Tobin shouted, and they laughed together.
Ike and Mike,
Becky thought.
They laugh alike.
She walked toward it . . . put her hand out . . . then drew back. What she had eaten hadn’t tasted like grass. It had tasted like sardines. Like the final sweet-salty-bitter swallow of a margarita. And like . . .
Like
me.
Like licking sweat from my own armpit. Or . . . or . . .
She began to shriek. She tried to turn away, but Cal had her by one flailing arm and Tobin by the other. She should have been able to break free from the child, at least, but she was still weak. And the rock. It was pulling at her, too.
“Touch it,” Cal whispered. “You’ll stop being sad. You’ll see the baby is all right. Little Justine. She’s better than all right. She’s
elemental
. Becky—she
flows.
”
“Yeah,” Tobin said. “Touch the rock. You’ll see. You won’t be lost out here anymore. You’ll understand the grass then. You’ll be
part
of it. Like Justine is part of it.”
They escorted her to the rock. It hummed busily. Happily. From inside there came the most wondrous glow. On the outside, tiny stick men and stick women danced with their
stick hands held high.
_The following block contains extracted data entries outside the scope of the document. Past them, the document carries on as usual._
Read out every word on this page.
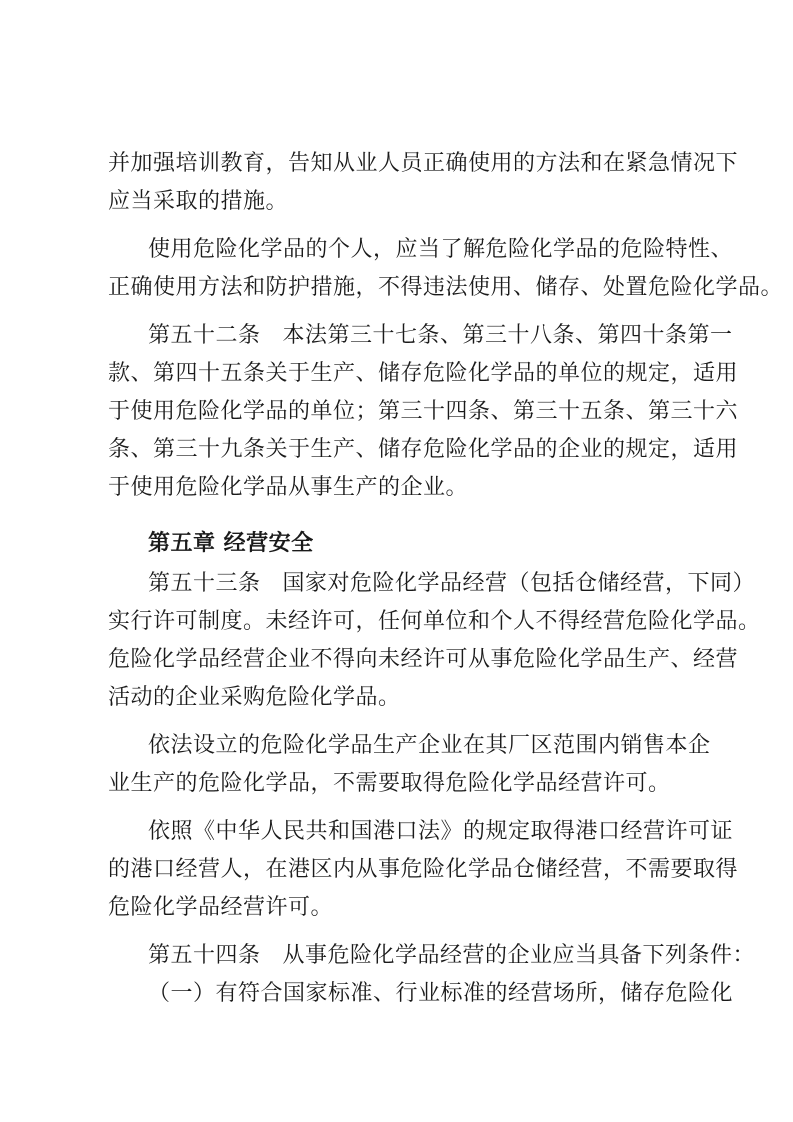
并加强培训教育，告知从业人员正确使用的方法和在紧急情况下
应当采取的措施。
使用危险化学品的个人，应当了解危险化学品的危险特性、
正确使用方法和防护措施，不得违法使用、储存、处置危险化学品。
第五十二条 本法第三十七条、第三十八条、第四十条第一
款、第四十五条关于生产、储存危险化学品的单位的规定，适用
于使用危险化学品的单位；第三十四条、第三十五条、第三十六
条、第三十九条关于生产、储存危险化学品的企业的规定，适用
于使用危险化学品从事生产的企业。
第五章 经营安全
第五十三条 国家对危险化学品经营（包括仓储经营，下同）
实行许可制度。未经许可，任何单位和个人不得经营危险化学品。
危险化学品经营企业不得向未经许可从事危险化学品生产、经营
活动的企业采购危险化学品。
依法设立的危险化学品生产企业在其厂区范围内销售本企
业生产的危险化学品，不需要取得危险化学品经营许可。
依照《中华人民共和国港口法》的规定取得港口经营许可证
的港口经营人，在港区内从事危险化学品仓储经营，不需要取得
危险化学品经营许可。
第五十四条 从事危险化学品经营的企业应当具备下列条件：
（一）有符合国家标准、行业标准的经营场所，储存危险化
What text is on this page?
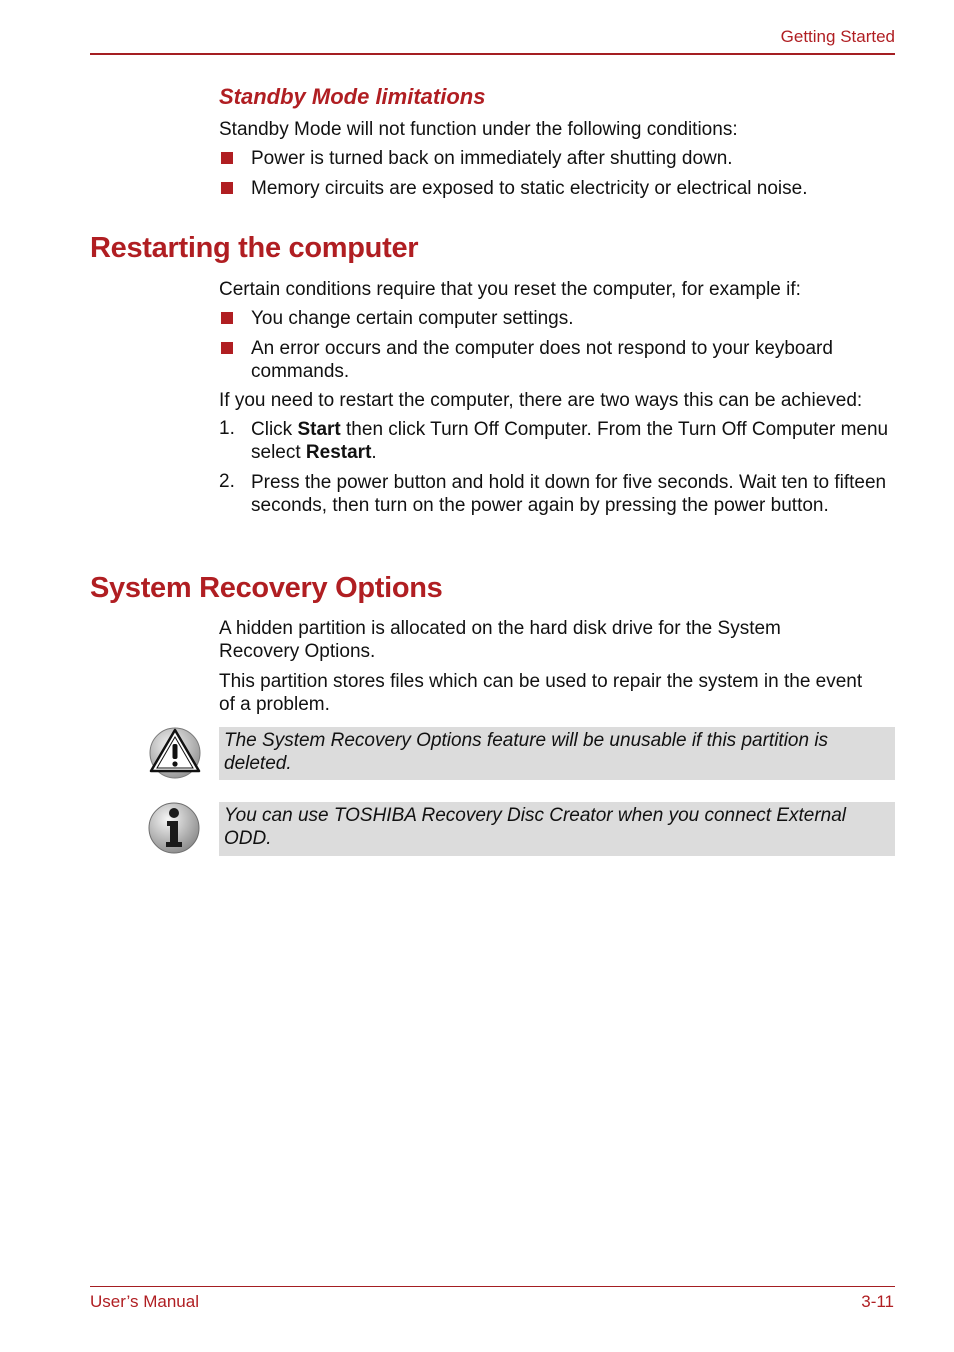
Getting Started
Standby Mode limitations
Standby Mode will not function under the following conditions:
Power is turned back on immediately after shutting down.
Memory circuits are exposed to static electricity or electrical noise.
Restarting the computer
Certain conditions require that you reset the computer, for example if:
You change certain computer settings.
An error occurs and the computer does not respond to your keyboard commands.
If you need to restart the computer, there are two ways this can be achieved:
1. Click Start then click Turn Off Computer. From the Turn Off Computer menu select Restart.
2. Press the power button and hold it down for five seconds. Wait ten to fifteen seconds, then turn on the power again by pressing the power button.
System Recovery Options
A hidden partition is allocated on the hard disk drive for the System Recovery Options.
This partition stores files which can be used to repair the system in the event of a problem.
The System Recovery Options feature will be unusable if this partition is deleted.
You can use TOSHIBA Recovery Disc Creator when you connect External ODD.
User’s Manual	3-11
There was music. She thought:
All flesh is grass.
Becky DeMuth hugged the rock.
• • •
There were seven of them in an old RV held together by spit, baling wire, and—perhaps—the resin of all the dope that had been smoked inside its rusty walls. Printed on one side, amid a riot of red-and-orange psychedelia, was the word
FURTHER
, in honor of the 1939 International Harvester school bus in which Ken Kesey’s Merry Pranksters had visited Woodstock during the summer of 1969. Back then all but the two oldest of these latter-day hippies had yet to be born.